Já a covid-19 segue em circulação, embora em menor intensidade do que nos anos mais críticos da pandemia. Ainda assim, o vírus continua associado a hospitalizações por síndrome respiratória aguda grave (SRAG), especialmente entre pessoas não vacinadas ou com esquema vacinal incompleto. Assim como a influenza e o VSR, a covid é uma doença prevenível.
— Febre, tosse, dor de cabeça ou dor de garganta é síndrome gripal. A SRAG vem acompanhada de falta de ar, redução do oxigênio do sangue ou desconforto respiratório. Quando o paciente tem esse conjunto de sintomas, pode ser qualquer vírus. Usamos como sinal de monitoramento — complementa Riche.
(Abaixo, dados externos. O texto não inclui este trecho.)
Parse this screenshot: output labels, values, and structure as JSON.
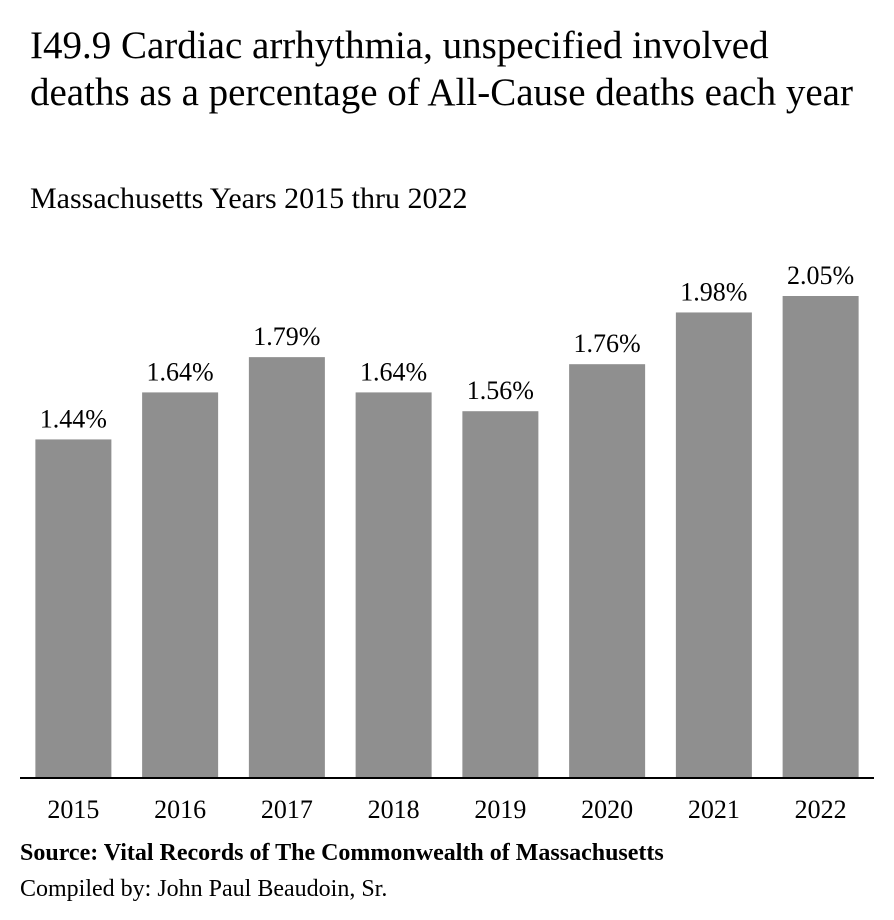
{
  "chart_data": {
    "type": "bar",
    "title": "I49.9 Cardiac arrhythmia, unspecified involved deaths as a percentage of All-Cause deaths each year",
    "subtitle": "Massachusetts Years 2015 thru 2022",
    "categories": [
      "2015",
      "2016",
      "2017",
      "2018",
      "2019",
      "2020",
      "2021",
      "2022"
    ],
    "values": [
      1.44,
      1.64,
      1.79,
      1.64,
      1.56,
      1.76,
      1.98,
      2.05
    ],
    "data_labels": [
      "1.44%",
      "1.64%",
      "1.79%",
      "1.64%",
      "1.56%",
      "1.76%",
      "1.98%",
      "2.05%"
    ],
    "xlabel": "",
    "ylabel": "",
    "ylim": [
      0,
      2.05
    ],
    "grid": false,
    "bar_color": "#8f8f8f"
  },
  "footer": {
    "source": "Source:  Vital Records of The Commonwealth of Massachusetts",
    "compiled": "Compiled by:  John Paul Beaudoin, Sr."
  }
}
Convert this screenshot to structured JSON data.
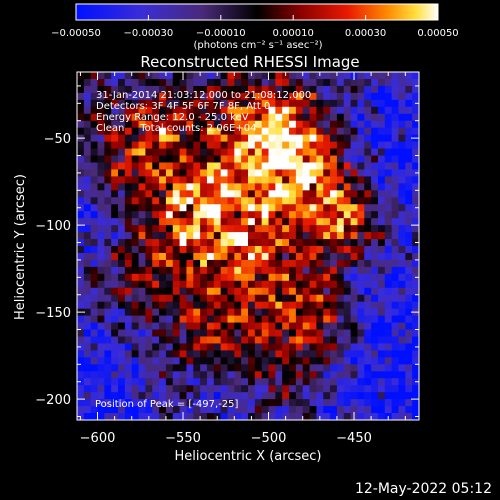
{
  "chart_data": {
    "type": "heatmap",
    "title": "Reconstructed RHESSI Image",
    "xlabel": "Heliocentric X (arcsec)",
    "ylabel": "Heliocentric Y (arcsec)",
    "xlim": [
      -612,
      -412
    ],
    "ylim": [
      -212,
      -12
    ],
    "x_ticks": [
      -600,
      -550,
      -500,
      -450
    ],
    "x_tick_labels": [
      "−600",
      "−550",
      "−500",
      "−450"
    ],
    "y_ticks": [
      -50,
      -100,
      -150,
      -200
    ],
    "y_tick_labels": [
      "−50",
      "−100",
      "−150",
      "−200"
    ],
    "colorbar": {
      "range": [
        -0.0005,
        0.0005
      ],
      "colormap": "blue-purple-black-red-orange-yellow-white",
      "ticks": [
        -0.0005,
        -0.0003,
        -0.0001,
        0.0001,
        0.0003,
        0.0005
      ],
      "tick_labels": [
        "−0.00050",
        "−0.00030",
        "−0.00010",
        "0.00010",
        "0.00030",
        "0.00050"
      ],
      "units_label": "(photons cm⁻² s⁻¹ asec⁻²)"
    },
    "annotations": [
      "31-Jan-2014 21:03:12.000 to 21:08:12.000",
      "Detectors: 3F 4F 5F 6F 7F 8F, Att 0",
      "Energy Range: 12.0 - 25.0 keV",
      "Clean     Total counts: 2.06E+04"
    ],
    "peak_label": "Position of Peak = [-497,-25]",
    "peak": [
      -497,
      -25
    ],
    "grid": false
  },
  "footer": {
    "timestamp": "12-May-2022 05:12"
  }
}
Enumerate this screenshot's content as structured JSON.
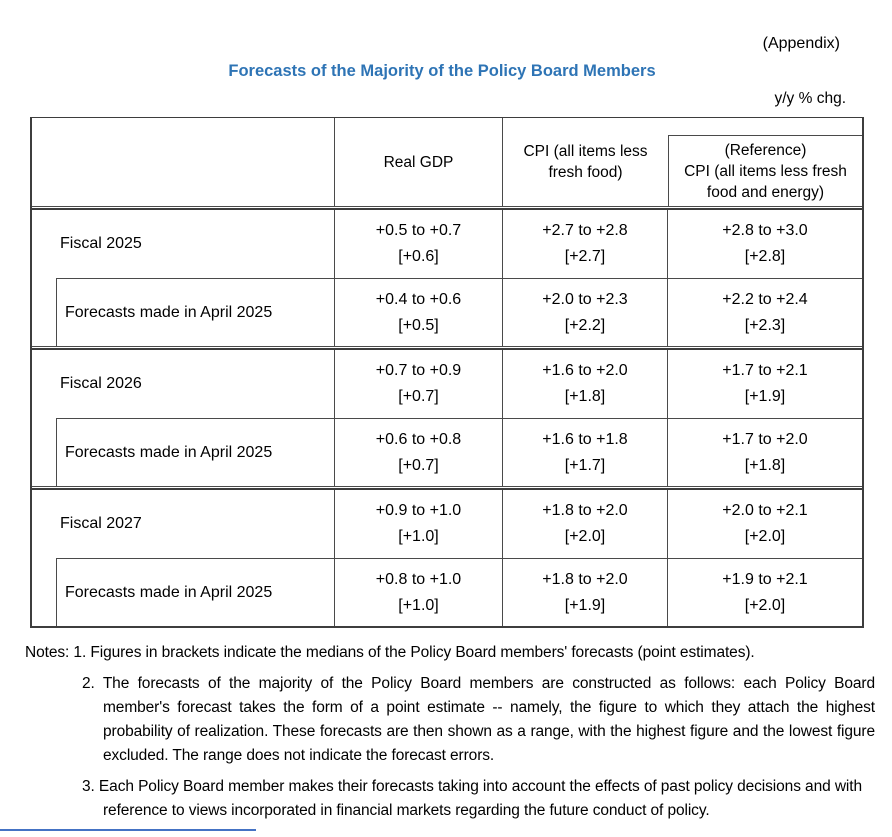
{
  "page": {
    "appendix_label": "(Appendix)",
    "title": "Forecasts of the Majority of the Policy Board Members",
    "unit_label": "y/y % chg."
  },
  "colors": {
    "title_blue": "#2E74B5",
    "footer_rule_blue": "#4472C4",
    "table_border_gray": "#3d3d3d"
  },
  "table": {
    "column_headers": {
      "real_gdp": "Real GDP",
      "cpi": "CPI (all items less fresh food)",
      "reference_line1": "(Reference)",
      "reference_line2": "CPI (all items less fresh food and energy)"
    },
    "groups": [
      {
        "fiscal_row": {
          "label": "Fiscal 2025",
          "real_gdp": {
            "range": "+0.5 to +0.7",
            "median": "[+0.6]"
          },
          "cpi": {
            "range": "+2.7 to +2.8",
            "median": "[+2.7]"
          },
          "reference": {
            "range": "+2.8 to +3.0",
            "median": "[+2.8]"
          }
        },
        "april_row": {
          "label": "Forecasts made in April 2025",
          "real_gdp": {
            "range": "+0.4 to +0.6",
            "median": "[+0.5]"
          },
          "cpi": {
            "range": "+2.0 to +2.3",
            "median": "[+2.2]"
          },
          "reference": {
            "range": "+2.2 to +2.4",
            "median": "[+2.3]"
          }
        }
      },
      {
        "fiscal_row": {
          "label": "Fiscal 2026",
          "real_gdp": {
            "range": "+0.7 to +0.9",
            "median": "[+0.7]"
          },
          "cpi": {
            "range": "+1.6 to +2.0",
            "median": "[+1.8]"
          },
          "reference": {
            "range": "+1.7 to +2.1",
            "median": "[+1.9]"
          }
        },
        "april_row": {
          "label": "Forecasts made in April 2025",
          "real_gdp": {
            "range": "+0.6 to +0.8",
            "median": "[+0.7]"
          },
          "cpi": {
            "range": "+1.6 to +1.8",
            "median": "[+1.7]"
          },
          "reference": {
            "range": "+1.7 to +2.0",
            "median": "[+1.8]"
          }
        }
      },
      {
        "fiscal_row": {
          "label": "Fiscal 2027",
          "real_gdp": {
            "range": "+0.9 to +1.0",
            "median": "[+1.0]"
          },
          "cpi": {
            "range": "+1.8 to +2.0",
            "median": "[+2.0]"
          },
          "reference": {
            "range": "+2.0 to +2.1",
            "median": "[+2.0]"
          }
        },
        "april_row": {
          "label": "Forecasts made in April 2025",
          "real_gdp": {
            "range": "+0.8 to +1.0",
            "median": "[+1.0]"
          },
          "cpi": {
            "range": "+1.8 to +2.0",
            "median": "[+1.9]"
          },
          "reference": {
            "range": "+1.9 to +2.1",
            "median": "[+2.0]"
          }
        }
      }
    ]
  },
  "notes": {
    "label": "Notes:",
    "items": [
      "1. Figures in brackets indicate the medians of the Policy Board members' forecasts (point estimates).",
      "2. The forecasts of the majority of the Policy Board members are constructed as follows: each Policy Board member's forecast takes the form of a point estimate -- namely, the figure to which they attach the highest probability of realization. These forecasts are then shown as a range, with the highest figure and the lowest figure excluded. The range does not indicate the forecast errors.",
      "3. Each Policy Board member makes their forecasts taking into account the effects of past policy decisions and with reference to views incorporated in financial markets regarding the future conduct of policy."
    ]
  }
}
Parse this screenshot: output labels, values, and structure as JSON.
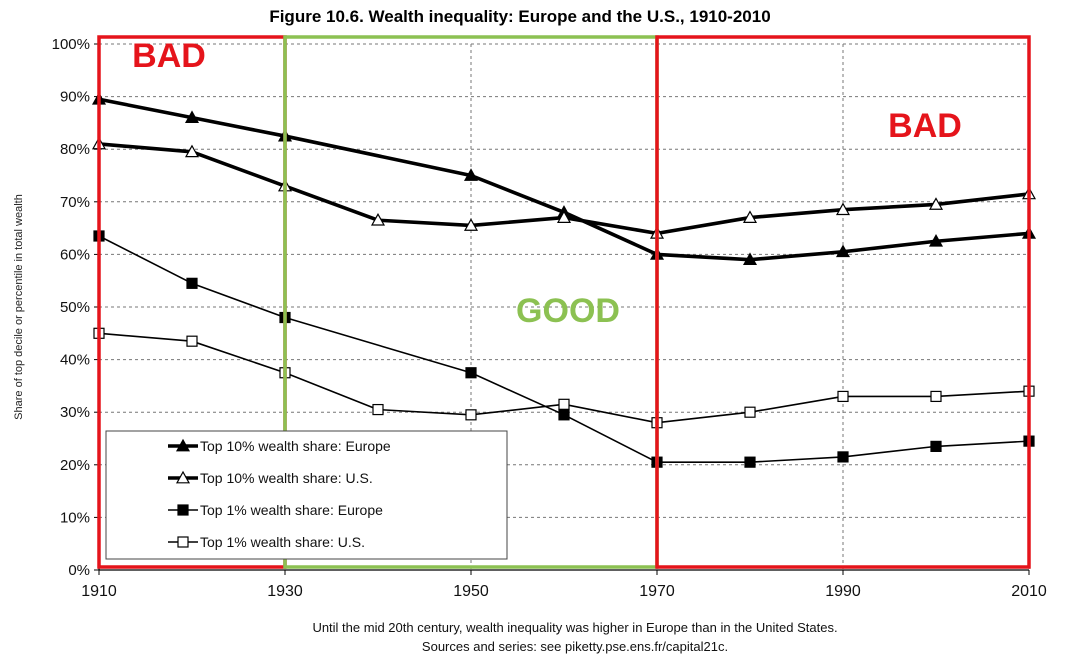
{
  "chart_data": {
    "type": "line",
    "title": "Figure 10.6. Wealth inequality:  Europe and the U.S., 1910-2010",
    "ylabel": "Share of top decile or percentile in total wealth",
    "xlabel": "",
    "xlim": [
      1910,
      2010
    ],
    "ylim": [
      0,
      100
    ],
    "x_ticks": [
      "1910",
      "1930",
      "1950",
      "1970",
      "1990",
      "2010"
    ],
    "y_ticks": [
      "0%",
      "10%",
      "20%",
      "30%",
      "40%",
      "50%",
      "60%",
      "70%",
      "80%",
      "90%",
      "100%"
    ],
    "grid": "dashed",
    "legend_position": "bottom-left",
    "series": [
      {
        "name": "Top 10% wealth share: Europe",
        "marker": "filled-triangle",
        "line": "thick",
        "x": [
          1910,
          1920,
          1930,
          1950,
          1960,
          1970,
          1980,
          1990,
          2000,
          2010
        ],
        "values": [
          89.5,
          86,
          82.5,
          75,
          68,
          60,
          59,
          60.5,
          62.5,
          64
        ]
      },
      {
        "name": "Top 10% wealth share: U.S.",
        "marker": "open-triangle",
        "line": "thick",
        "x": [
          1910,
          1920,
          1930,
          1940,
          1950,
          1960,
          1970,
          1980,
          1990,
          2000,
          2010
        ],
        "values": [
          81,
          79.5,
          73,
          66.5,
          65.5,
          67,
          64,
          67,
          68.5,
          69.5,
          71.5
        ]
      },
      {
        "name": "Top 1% wealth share: Europe",
        "marker": "filled-square",
        "line": "thin",
        "x": [
          1910,
          1920,
          1930,
          1950,
          1960,
          1970,
          1980,
          1990,
          2000,
          2010
        ],
        "values": [
          63.5,
          54.5,
          48,
          37.5,
          29.5,
          20.5,
          20.5,
          21.5,
          23.5,
          24.5
        ]
      },
      {
        "name": "Top 1% wealth share: U.S.",
        "marker": "open-square",
        "line": "thin",
        "x": [
          1910,
          1920,
          1930,
          1940,
          1950,
          1960,
          1970,
          1980,
          1990,
          2000,
          2010
        ],
        "values": [
          45,
          43.5,
          37.5,
          30.5,
          29.5,
          31.5,
          28,
          30,
          33,
          33,
          34
        ]
      }
    ],
    "annotations": [
      {
        "label": "BAD",
        "color": "#e5141b",
        "x_range": [
          1910,
          1930
        ]
      },
      {
        "label": "GOOD",
        "color": "#8cc152",
        "x_range": [
          1930,
          1970
        ]
      },
      {
        "label": "BAD",
        "color": "#e5141b",
        "x_range": [
          1970,
          2010
        ]
      }
    ],
    "caption": [
      "Until the mid 20th century, wealth inequality was higher in Europe than in the United States.",
      "Sources and series: see piketty.pse.ens.fr/capital21c."
    ]
  }
}
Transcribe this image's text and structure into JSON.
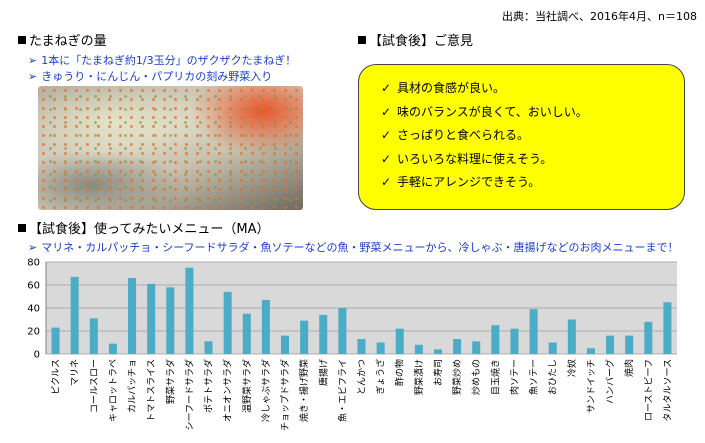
{
  "source": "出典：当社調べ、2016年4月、n＝108",
  "onion": {
    "title": "たまねぎの量",
    "bullets": [
      "1本に「たまねぎ約1/3玉分」のザクザクたまねぎ！",
      "きゅうり・にんじん・パプリカの刻み野菜入り"
    ]
  },
  "opinion": {
    "title": "【試食後】ご意見",
    "check_icon": "check-icon",
    "items": [
      "具材の食感が良い。",
      "味のバランスが良くて、おいしい。",
      "さっぱりと食べられる。",
      "いろいろな料理に使えそう。",
      "手軽にアレンジできそう。"
    ]
  },
  "menu": {
    "title": "【試食後】使ってみたいメニュー（MA）",
    "bullet": "マリネ・カルパッチョ・シーフードサラダ・魚ソテーなどの魚・野菜メニューから、冷しゃぶ・唐揚げなどのお肉メニューまで！"
  },
  "colors": {
    "bar": "#4bacc6",
    "plot_bg": "#d9d9d9",
    "box": "#ffff00",
    "bullet_text": "#1a3ccf"
  },
  "chart_data": {
    "type": "bar",
    "ylim": [
      0,
      80
    ],
    "yticks": [
      0,
      20,
      40,
      60,
      80
    ],
    "grid": true,
    "categories": [
      "ピクルス",
      "マリネ",
      "コールスロー",
      "キャロットラペ",
      "カルパッチョ",
      "トマトスライス",
      "野菜サラダ",
      "シーフードサラダ",
      "ポテトサラダ",
      "オニオンサラダ",
      "温野菜サラダ",
      "冷しゃぶサラダ",
      "チョップドサラダ",
      "焼き・揚げ野菜",
      "唐揚げ",
      "魚・エビフライ",
      "とんかつ",
      "ぎょうざ",
      "酢の物",
      "野菜漬け",
      "お寿司",
      "野菜炒め",
      "炒めもの",
      "目玉焼き",
      "肉ソテー",
      "魚ソテー",
      "おひたし",
      "冷奴",
      "サンドイッチ",
      "ハンバーグ",
      "焼肉",
      "ローストビーフ",
      "タルタルソース"
    ],
    "values": [
      23,
      67,
      31,
      9,
      66,
      61,
      58,
      75,
      11,
      54,
      35,
      47,
      16,
      29,
      34,
      40,
      13,
      10,
      22,
      8,
      4,
      13,
      11,
      25,
      22,
      39,
      10,
      30,
      5,
      16,
      16,
      28,
      45
    ]
  }
}
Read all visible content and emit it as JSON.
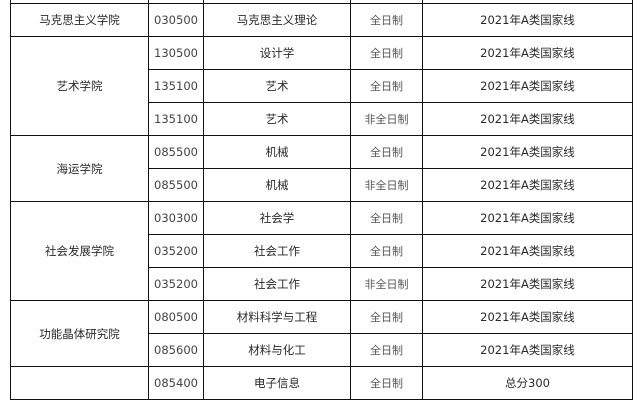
{
  "groups": [
    {
      "college": "马克思主义学院",
      "rows": [
        {
          "code": "030500",
          "major": "马克思主义理论",
          "type": "全日制",
          "line": "2021年A类国家线"
        }
      ]
    },
    {
      "college": "艺术学院",
      "rows": [
        {
          "code": "130500",
          "major": "设计学",
          "type": "全日制",
          "line": "2021年A类国家线"
        },
        {
          "code": "135100",
          "major": "艺术",
          "type": "全日制",
          "line": "2021年A类国家线"
        },
        {
          "code": "135100",
          "major": "艺术",
          "type": "非全日制",
          "line": "2021年A类国家线"
        }
      ]
    },
    {
      "college": "海运学院",
      "rows": [
        {
          "code": "085500",
          "major": "机械",
          "type": "全日制",
          "line": "2021年A类国家线"
        },
        {
          "code": "085500",
          "major": "机械",
          "type": "非全日制",
          "line": "2021年A类国家线"
        }
      ]
    },
    {
      "college": "社会发展学院",
      "rows": [
        {
          "code": "030300",
          "major": "社会学",
          "type": "全日制",
          "line": "2021年A类国家线"
        },
        {
          "code": "035200",
          "major": "社会工作",
          "type": "全日制",
          "line": "2021年A类国家线"
        },
        {
          "code": "035200",
          "major": "社会工作",
          "type": "非全日制",
          "line": "2021年A类国家线"
        }
      ]
    },
    {
      "college": "功能晶体研究院",
      "rows": [
        {
          "code": "080500",
          "major": "材料科学与工程",
          "type": "全日制",
          "line": "2021年A类国家线"
        },
        {
          "code": "085600",
          "major": "材料与化工",
          "type": "全日制",
          "line": "2021年A类国家线"
        }
      ]
    },
    {
      "college": "",
      "rows": [
        {
          "code": "085400",
          "major": "电子信息",
          "type": "全日制",
          "line": "总分300"
        }
      ]
    }
  ]
}
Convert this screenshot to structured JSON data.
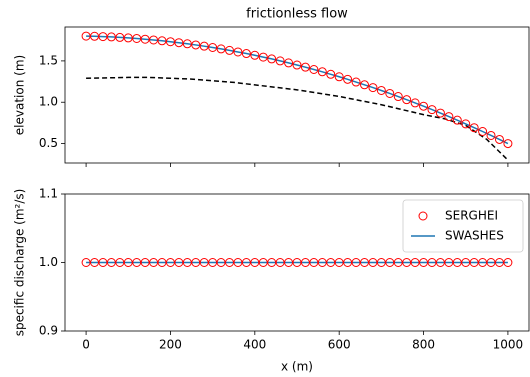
{
  "chart_data": [
    {
      "type": "line",
      "title": "frictionless flow",
      "ylabel": "elevation (m)",
      "x": [
        0,
        20,
        40,
        60,
        80,
        100,
        120,
        140,
        160,
        180,
        200,
        220,
        240,
        260,
        280,
        300,
        320,
        340,
        360,
        380,
        400,
        420,
        440,
        460,
        480,
        500,
        520,
        540,
        560,
        580,
        600,
        620,
        640,
        660,
        680,
        700,
        720,
        740,
        760,
        780,
        800,
        820,
        840,
        860,
        880,
        900,
        920,
        940,
        960,
        980,
        1000
      ],
      "xlim": [
        -50,
        1050
      ],
      "xticks": [
        0,
        200,
        400,
        600,
        800,
        1000
      ],
      "ylim": [
        0.265,
        1.91
      ],
      "yticks": [
        {
          "value": 0.5,
          "label": "0.5"
        },
        {
          "value": 1.0,
          "label": "1.0"
        },
        {
          "value": 1.5,
          "label": "1.5"
        }
      ],
      "series": [
        {
          "color": "#000000",
          "style": "dashed",
          "x": [
            0,
            50,
            100,
            150,
            200,
            250,
            300,
            350,
            400,
            450,
            500,
            550,
            600,
            650,
            700,
            750,
            800,
            850,
            900,
            950,
            1000
          ],
          "values": [
            1.29,
            1.295,
            1.3,
            1.3,
            1.29,
            1.28,
            1.26,
            1.24,
            1.21,
            1.18,
            1.15,
            1.11,
            1.07,
            1.02,
            0.97,
            0.91,
            0.85,
            0.8,
            0.72,
            0.55,
            0.3
          ]
        },
        {
          "color": "#1f77b4",
          "style": "solid",
          "values": [
            1.8,
            1.798,
            1.794,
            1.79,
            1.784,
            1.778,
            1.771,
            1.762,
            1.753,
            1.743,
            1.732,
            1.72,
            1.707,
            1.693,
            1.678,
            1.662,
            1.645,
            1.627,
            1.608,
            1.589,
            1.568,
            1.546,
            1.524,
            1.5,
            1.476,
            1.45,
            1.424,
            1.396,
            1.368,
            1.338,
            1.308,
            1.277,
            1.244,
            1.211,
            1.177,
            1.142,
            1.106,
            1.069,
            1.031,
            0.992,
            0.952,
            0.911,
            0.869,
            0.826,
            0.783,
            0.738,
            0.692,
            0.646,
            0.598,
            0.55,
            0.5
          ]
        },
        {
          "color": "#ff0000",
          "style": "circle",
          "values": [
            1.8,
            1.798,
            1.794,
            1.79,
            1.784,
            1.778,
            1.771,
            1.762,
            1.753,
            1.743,
            1.732,
            1.72,
            1.707,
            1.693,
            1.678,
            1.662,
            1.645,
            1.627,
            1.608,
            1.589,
            1.568,
            1.546,
            1.524,
            1.5,
            1.476,
            1.45,
            1.424,
            1.396,
            1.368,
            1.338,
            1.308,
            1.277,
            1.244,
            1.211,
            1.177,
            1.142,
            1.106,
            1.069,
            1.031,
            0.992,
            0.952,
            0.911,
            0.869,
            0.826,
            0.783,
            0.738,
            0.692,
            0.646,
            0.598,
            0.55,
            0.5
          ]
        }
      ]
    },
    {
      "type": "line",
      "ylabel": "specific discharge (m²/s)",
      "xlabel": "x (m)",
      "legend": "upper right",
      "x": [
        0,
        20,
        40,
        60,
        80,
        100,
        120,
        140,
        160,
        180,
        200,
        220,
        240,
        260,
        280,
        300,
        320,
        340,
        360,
        380,
        400,
        420,
        440,
        460,
        480,
        500,
        520,
        540,
        560,
        580,
        600,
        620,
        640,
        660,
        680,
        700,
        720,
        740,
        760,
        780,
        800,
        820,
        840,
        860,
        880,
        900,
        920,
        940,
        960,
        980,
        1000
      ],
      "xlim": [
        -50,
        1050
      ],
      "xticks": [
        0,
        200,
        400,
        600,
        800,
        1000
      ],
      "ylim": [
        0.9,
        1.1
      ],
      "yticks": [
        {
          "value": 0.9,
          "label": "0.9"
        },
        {
          "value": 1.0,
          "label": "1.0"
        },
        {
          "value": 1.1,
          "label": "1.1"
        }
      ],
      "series": [
        {
          "name": "SWASHES",
          "color": "#1f77b4",
          "style": "solid",
          "values": [
            1,
            1,
            1,
            1,
            1,
            1,
            1,
            1,
            1,
            1,
            1,
            1,
            1,
            1,
            1,
            1,
            1,
            1,
            1,
            1,
            1,
            1,
            1,
            1,
            1,
            1,
            1,
            1,
            1,
            1,
            1,
            1,
            1,
            1,
            1,
            1,
            1,
            1,
            1,
            1,
            1,
            1,
            1,
            1,
            1,
            1,
            1,
            1,
            1,
            1,
            1
          ]
        },
        {
          "name": "SERGHEI",
          "color": "#ff0000",
          "style": "circle",
          "values": [
            1,
            1,
            1,
            1,
            1,
            1,
            1,
            1,
            1,
            1,
            1,
            1,
            1,
            1,
            1,
            1,
            1,
            1,
            1,
            1,
            1,
            1,
            1,
            1,
            1,
            1,
            1,
            1,
            1,
            1,
            1,
            1,
            1,
            1,
            1,
            1,
            1,
            1,
            1,
            1,
            1,
            1,
            1,
            1,
            1,
            1,
            1,
            1,
            1,
            1,
            1
          ]
        }
      ]
    }
  ]
}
Medidas para evitar o agravamento dos casos

Na avaliação do infectologista, a tendência é de que o Rio Grande do Sul enfrente um inverno ainda mais intenso em relação às doenças respiratórias neste ano. Isso porque a previsão de um período mais chuvoso, associado ao El Niño, deve fazer com que as pessoas permaneçam mais tempo em ambientes fechados e com menor ventilação, cenário que favorece a  e com menor ventilação, cenário que favorece a circulação de vírus. 

A principal forma de evitar o agravamento dos casos segue sendo a vacinação, especialmente entre os grupos de risco. Além disso, medidas simples continuam importantes para reduzir a transmissão, como lavar as mãos com frequência, cobrir a boca e o nariz ao tossir ou espirrar, evitar contato próximo quando houver sintomas respiratórios e utilizar máscara em locais fechados ou com aglomeração.